The statement, too, that Cutbush "spent a portion of the day in making rough drawings of the bodies of women, & of their mutilations" is based solely on the fact that 2 scribble drawings of women in indecent postures were found torn up in Cutbush's room. The head & body of one of these had been cut from some fashion plate, & legs were added to shew a woman's naked thighs & pink stockings.
In the issue of 15th. inst it is said that a
light overcoat was among the things found in
Cutbush's house, and that a man in a light
overcoat was seen talking to
a woman in
Backchurch Lane whose body with arms
attached was found in Pinchin St. This is
hopelessly incorrect! On 10th. Sept. '89 the naked
body, with arms, of a woman was found wrapped
in some sacking under a Railway arch in
Pinchin St: The head & legs were never found
nor was the woman ever identified. She had
been killed at least 24 hours before the remains
-(which had seemingly
been brought from a distance,)
were discovered. The stomach was split up by a cut, and the head and legs had been severed in a manner identical with that of the woman whose remains were discovered in the Thames, in Battersea Park, & on the Chelsea Embankment on 4th June of the same year; and these murders had no connection whatever with the Whitechapel horrors.

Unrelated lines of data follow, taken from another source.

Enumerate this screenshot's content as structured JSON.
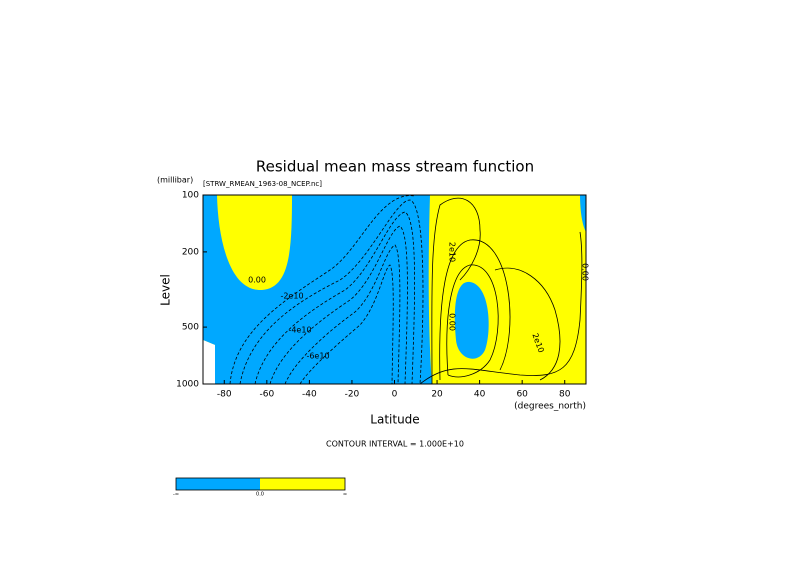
{
  "chart_data": {
    "type": "contour",
    "title": "Residual mean mass stream function",
    "subtitle": "[STRW_RMEAN_1963-08_NCEP.nc]",
    "y_unit": "(millibar)",
    "x_unit": "(degrees_north)",
    "xlabel": "Latitude",
    "ylabel": "Level",
    "xlim": [
      -90,
      90
    ],
    "ylim": [
      1000,
      100
    ],
    "yscale": "log",
    "xticks": [
      -80,
      -60,
      -40,
      -20,
      0,
      20,
      40,
      60,
      80
    ],
    "yticks": [
      100,
      200,
      500,
      1000
    ],
    "footnote": "CONTOUR INTERVAL = 1.000E+10",
    "colors": {
      "negative": "#00a8ff",
      "positive": "#ffff00"
    },
    "colorbar_labels": [
      "-∞",
      "0.0",
      "∞"
    ],
    "contour_labels": [
      "0.00",
      "-2e10",
      "-4e10",
      "-6e10",
      "2e10",
      "0.00",
      "2e10",
      "0.00"
    ]
  }
}
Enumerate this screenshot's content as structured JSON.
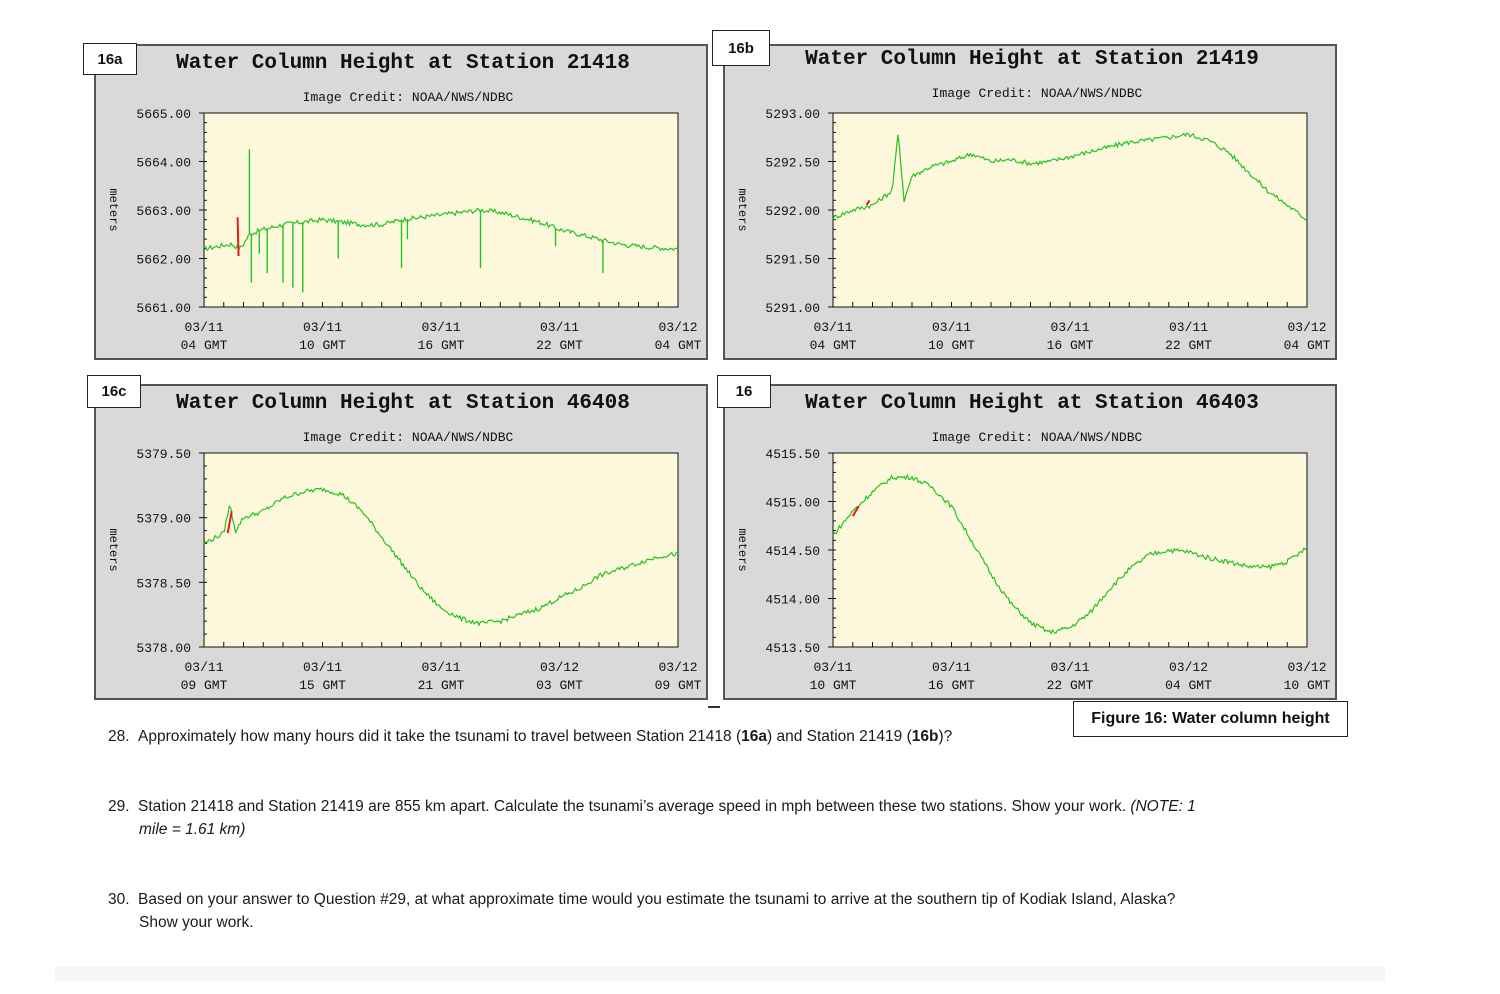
{
  "figure_caption": "Figure 16: Water column height",
  "image_credit": "Image Credit: NOAA/NWS/NDBC",
  "y_unit_label": "meters",
  "colors": {
    "plot_bg": "#fdf8dc",
    "panel_bg": "#d9d9d9",
    "series": "#22c422",
    "highlight": "#e11d1d"
  },
  "chart_data": [
    {
      "tag": "16a",
      "type": "line",
      "title": "Water Column Height at Station 21418",
      "ylabel": "meters",
      "ylim": [
        5661,
        5665
      ],
      "yticks": [
        "5665.00",
        "5664.00",
        "5663.00",
        "5662.00",
        "5661.00"
      ],
      "xticks": [
        [
          "03/11",
          "04 GMT"
        ],
        [
          "03/11",
          "10 GMT"
        ],
        [
          "03/11",
          "16 GMT"
        ],
        [
          "03/11",
          "22 GMT"
        ],
        [
          "03/12",
          "04 GMT"
        ]
      ],
      "x_hours": [
        0,
        24
      ],
      "series": [
        [
          0,
          5662.2
        ],
        [
          1.4,
          5662.3
        ],
        [
          1.8,
          5662.2
        ],
        [
          2,
          5662.3
        ],
        [
          2.3,
          5662.5
        ],
        [
          3,
          5662.6
        ],
        [
          4,
          5662.7
        ],
        [
          5,
          5662.75
        ],
        [
          6,
          5662.8
        ],
        [
          7,
          5662.75
        ],
        [
          8,
          5662.7
        ],
        [
          9,
          5662.7
        ],
        [
          10,
          5662.8
        ],
        [
          11,
          5662.85
        ],
        [
          12,
          5662.9
        ],
        [
          13,
          5662.95
        ],
        [
          14,
          5663.0
        ],
        [
          15,
          5662.95
        ],
        [
          16,
          5662.85
        ],
        [
          17,
          5662.75
        ],
        [
          18,
          5662.6
        ],
        [
          19,
          5662.5
        ],
        [
          20,
          5662.4
        ],
        [
          21,
          5662.3
        ],
        [
          22,
          5662.25
        ],
        [
          23,
          5662.22
        ],
        [
          24,
          5662.2
        ]
      ],
      "spikes": [
        [
          2.3,
          5664.25
        ],
        [
          2.4,
          5661.5
        ],
        [
          2.8,
          5662.1
        ],
        [
          3.2,
          5661.7
        ],
        [
          4,
          5661.5
        ],
        [
          4.5,
          5661.4
        ],
        [
          5,
          5661.3
        ],
        [
          6.8,
          5662.0
        ],
        [
          10,
          5661.8
        ],
        [
          10.3,
          5662.4
        ],
        [
          14,
          5661.8
        ],
        [
          17.8,
          5662.25
        ],
        [
          20.2,
          5661.7
        ]
      ],
      "highlight": [
        [
          1.7,
          5662.85
        ],
        [
          1.75,
          5662.05
        ]
      ]
    },
    {
      "tag": "16b",
      "type": "line",
      "title": "Water Column Height at Station 21419",
      "ylabel": "meters",
      "ylim": [
        5291,
        5293
      ],
      "yticks": [
        "5293.00",
        "5292.50",
        "5292.00",
        "5291.50",
        "5291.00"
      ],
      "xticks": [
        [
          "03/11",
          "04 GMT"
        ],
        [
          "03/11",
          "10 GMT"
        ],
        [
          "03/11",
          "16 GMT"
        ],
        [
          "03/11",
          "22 GMT"
        ],
        [
          "03/12",
          "04 GMT"
        ]
      ],
      "x_hours": [
        0,
        24
      ],
      "series": [
        [
          0,
          5291.92
        ],
        [
          1,
          5292.0
        ],
        [
          2,
          5292.05
        ],
        [
          3,
          5292.2
        ],
        [
          3.3,
          5292.8
        ],
        [
          3.6,
          5292.1
        ],
        [
          4,
          5292.35
        ],
        [
          5,
          5292.45
        ],
        [
          6,
          5292.5
        ],
        [
          7,
          5292.58
        ],
        [
          8,
          5292.5
        ],
        [
          9,
          5292.52
        ],
        [
          10,
          5292.48
        ],
        [
          11,
          5292.5
        ],
        [
          12,
          5292.55
        ],
        [
          13,
          5292.6
        ],
        [
          14,
          5292.65
        ],
        [
          15,
          5292.7
        ],
        [
          16,
          5292.72
        ],
        [
          17,
          5292.75
        ],
        [
          18,
          5292.78
        ],
        [
          19,
          5292.72
        ],
        [
          20,
          5292.6
        ],
        [
          21,
          5292.4
        ],
        [
          22,
          5292.2
        ],
        [
          23,
          5292.05
        ],
        [
          24,
          5291.9
        ]
      ],
      "highlight": [
        [
          1.7,
          5292.05
        ],
        [
          1.85,
          5292.1
        ]
      ]
    },
    {
      "tag": "16c",
      "type": "line",
      "title": "Water Column Height at Station 46408",
      "ylabel": "meters",
      "ylim": [
        5378,
        5379.5
      ],
      "yticks": [
        "5379.50",
        "5379.00",
        "5378.50",
        "5378.00"
      ],
      "xticks": [
        [
          "03/11",
          "09 GMT"
        ],
        [
          "03/11",
          "15 GMT"
        ],
        [
          "03/11",
          "21 GMT"
        ],
        [
          "03/12",
          "03 GMT"
        ],
        [
          "03/12",
          "09 GMT"
        ]
      ],
      "x_hours": [
        0,
        24
      ],
      "series": [
        [
          0,
          5378.8
        ],
        [
          1,
          5378.88
        ],
        [
          1.3,
          5379.1
        ],
        [
          1.6,
          5378.9
        ],
        [
          2,
          5379.0
        ],
        [
          3,
          5379.05
        ],
        [
          4,
          5379.15
        ],
        [
          5,
          5379.2
        ],
        [
          6,
          5379.22
        ],
        [
          7,
          5379.18
        ],
        [
          8,
          5379.05
        ],
        [
          9,
          5378.85
        ],
        [
          10,
          5378.65
        ],
        [
          11,
          5378.45
        ],
        [
          12,
          5378.3
        ],
        [
          13,
          5378.22
        ],
        [
          14,
          5378.18
        ],
        [
          15,
          5378.2
        ],
        [
          16,
          5378.25
        ],
        [
          17,
          5378.3
        ],
        [
          18,
          5378.38
        ],
        [
          19,
          5378.45
        ],
        [
          20,
          5378.55
        ],
        [
          21,
          5378.6
        ],
        [
          22,
          5378.65
        ],
        [
          23,
          5378.7
        ],
        [
          24,
          5378.72
        ]
      ],
      "highlight": [
        [
          1.2,
          5378.88
        ],
        [
          1.4,
          5379.05
        ]
      ]
    },
    {
      "tag": "16",
      "type": "line",
      "title": "Water Column Height at Station 46403",
      "ylabel": "meters",
      "ylim": [
        4513.5,
        4515.5
      ],
      "yticks": [
        "4515.50",
        "4515.00",
        "4514.50",
        "4514.00",
        "4513.50"
      ],
      "xticks": [
        [
          "03/11",
          "10 GMT"
        ],
        [
          "03/11",
          "16 GMT"
        ],
        [
          "03/11",
          "22 GMT"
        ],
        [
          "03/12",
          "04 GMT"
        ],
        [
          "03/12",
          "10 GMT"
        ]
      ],
      "x_hours": [
        0,
        24
      ],
      "series": [
        [
          0,
          4514.65
        ],
        [
          1,
          4514.9
        ],
        [
          2,
          4515.1
        ],
        [
          3,
          4515.25
        ],
        [
          4,
          4515.25
        ],
        [
          5,
          4515.15
        ],
        [
          6,
          4514.95
        ],
        [
          7,
          4514.6
        ],
        [
          8,
          4514.25
        ],
        [
          9,
          4513.95
        ],
        [
          10,
          4513.75
        ],
        [
          11,
          4513.65
        ],
        [
          12,
          4513.7
        ],
        [
          13,
          4513.85
        ],
        [
          14,
          4514.1
        ],
        [
          15,
          4514.3
        ],
        [
          16,
          4514.45
        ],
        [
          17,
          4514.5
        ],
        [
          18,
          4514.48
        ],
        [
          19,
          4514.42
        ],
        [
          20,
          4514.38
        ],
        [
          21,
          4514.33
        ],
        [
          22,
          4514.32
        ],
        [
          23,
          4514.38
        ],
        [
          24,
          4514.52
        ]
      ],
      "highlight": [
        [
          1,
          4514.85
        ],
        [
          1.3,
          4514.95
        ]
      ]
    }
  ],
  "questions": [
    {
      "number": "28.",
      "pre": "Approximately how many hours did it take the tsunami to travel between Station 21418 (",
      "b1": "16a",
      "mid": ") and Station 21419 (",
      "b2": "16b",
      "post": ")?"
    },
    {
      "number": "29.",
      "line1": "Station 21418 and Station 21419 are 855 km apart. Calculate the tsunami’s average speed in mph between these two stations. Show your work.",
      "note1": "(NOTE: 1",
      "note2": "mile = 1.61 km)"
    },
    {
      "number": "30.",
      "line1": "Based on your answer to Question #29, at what approximate time would you estimate the tsunami to arrive at the southern tip of Kodiak Island, Alaska?",
      "line2": "Show your work."
    }
  ]
}
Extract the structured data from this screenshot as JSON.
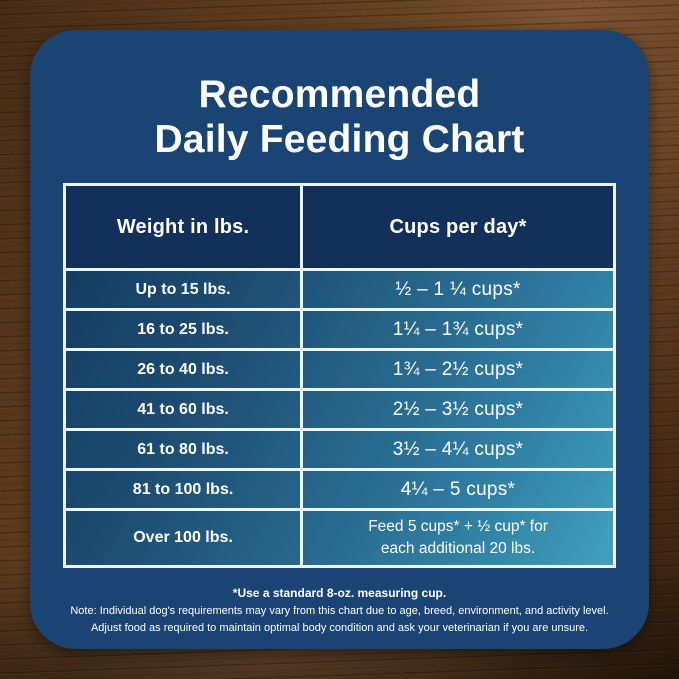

The Rainham mystery in 1887, & the Whitehall mystery (when portions of a woman's body were found under what is now New Scotland Yard) in 1888 were of a similar type to the Thames & Pinchin St crimes.
It is perfectly untrue to say that Cutbush stabbed 6 girls behind. This is confounding his case with that of Colicott.
The theory that the Whitechapel murderer was left handed, or, at any rate, "ambi-dexter," had its origin in the remark made by a doctor who examined the corpse of one of the earliest victims; other doctors did not agree with him.
With regard to the 4 additional murders ascribed by the writer in the Sun to the Whitechapel fiend:-
(1) The body of Martha Tabram, a prostitute,
was found on a common stair case in George
Yard buildings on 7th. August 1888; the
body had been repeatedly pierced, probably with
a bayonet. This woman had, with a fellow
prostitute, been in company of 2 soldiers
in the early part of the evening: these men
were arrested, but the second prostitute failed,
or refused, to identify, and the soldiers were
(2) Alice McKenzie was found with her throat cut (or rather stabbed) in Castle Alley on 17th. July 1889; no evidence was forthcoming, and no arrests were made in connection with this case. The stab in the throat was of the same nature as in the case of the murder of
(3) Frances Coles, in Swallow Gardens, on 13th. February 1891, for which Thomas Sadler, a fireman, was arrested, &, after several remands, discharged. It was ascertained at this time that Sadler had sailed for the Baltic on 19th. July '89, & was in Whitechapel on the night of 17th. idem. He was a man of ungovernable temper & entirely addicted to drink, & the company of the lowest prostitutes.
(4) The case of the unidentified woman whose trunk was found in Pinchin St: on 10th. Sepr 1889, which has already been dealt with.